From time to time, I also hear comments like, “We’re an older congregation.” Well, yes, there may be some truth to that. Gosh, we’ve been around for over 150 years! Many of you have spent many decades here. Like almost every other Presbyterian congregation I know, we have a lot of gray-topped people here. (I’m on my way towards becoming one of those myself!) But if we go about calling ourselves an “older congregation,” we run the risk of making that a self-fulfilling prophecy. If we think we’re an “older congregation,” then that’s what we will become. If, on the other hand, we consider ourselves “vibrant congregation filled with life and enthusiasm and activity and people of all sorts of different ages,” then that’s what we will become. Which attitude would be healthier for us to promote? Which attitude would be better for us to embody?
We have some amazing youth here, filled with life and energy and questions and exuberance and joy and promise. Do you know them? Do you know their names? You should! There’s Andrew and Chelsea and Conor and Danielle and Hannah and Holly and Isabel and Jacob and Jacq and Joe and Jordan and Kate and Kaylin and Margaret and Mason and another Mason and Riley and Sam and Taylore and Zoe . . . and there are several others who aren’t (yet!) plugged into the group. (We’ll keep working on that!) They’re pretty amazing young people. They’re good kids. They’re the senior high youth of Mason First Presbyterian Church.

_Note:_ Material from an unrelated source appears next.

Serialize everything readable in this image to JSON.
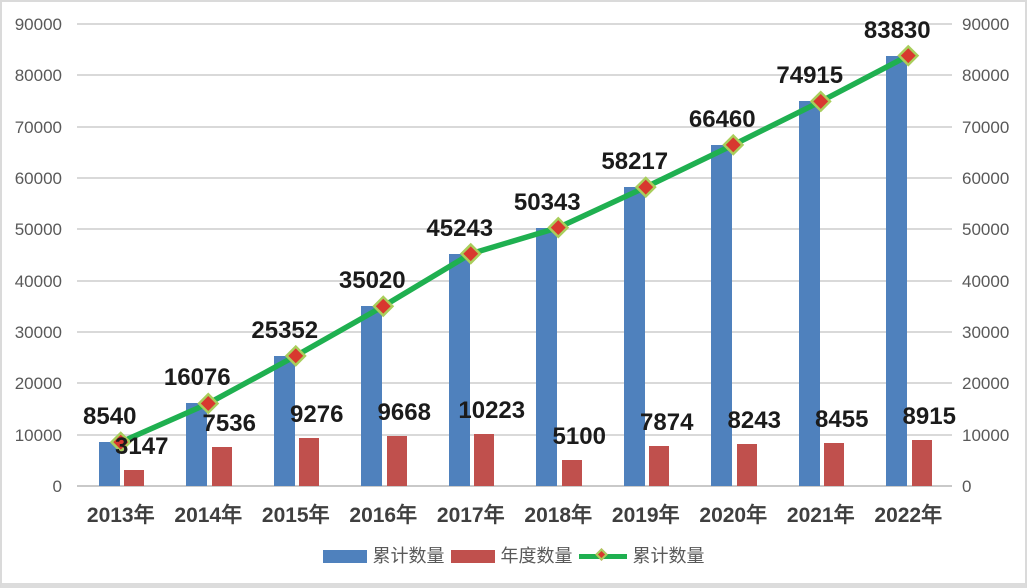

They’re a gift and a blessing. They’re a treasure that God has given us. They’re not just the future of the church – they are part of the church, now. We’ve been entrusted with responsibility for shepherding these young people in the faith. We’ve been entrusted with helping them grow to become mature and responsible young adults. We’ve been entrusted with the responsibility for sharing the good news of the gospel with these wonderful young individuals.
What a joy. What a blessing. What an opportunity. What a
treasure.
Thank you, God. Thank you very, very much.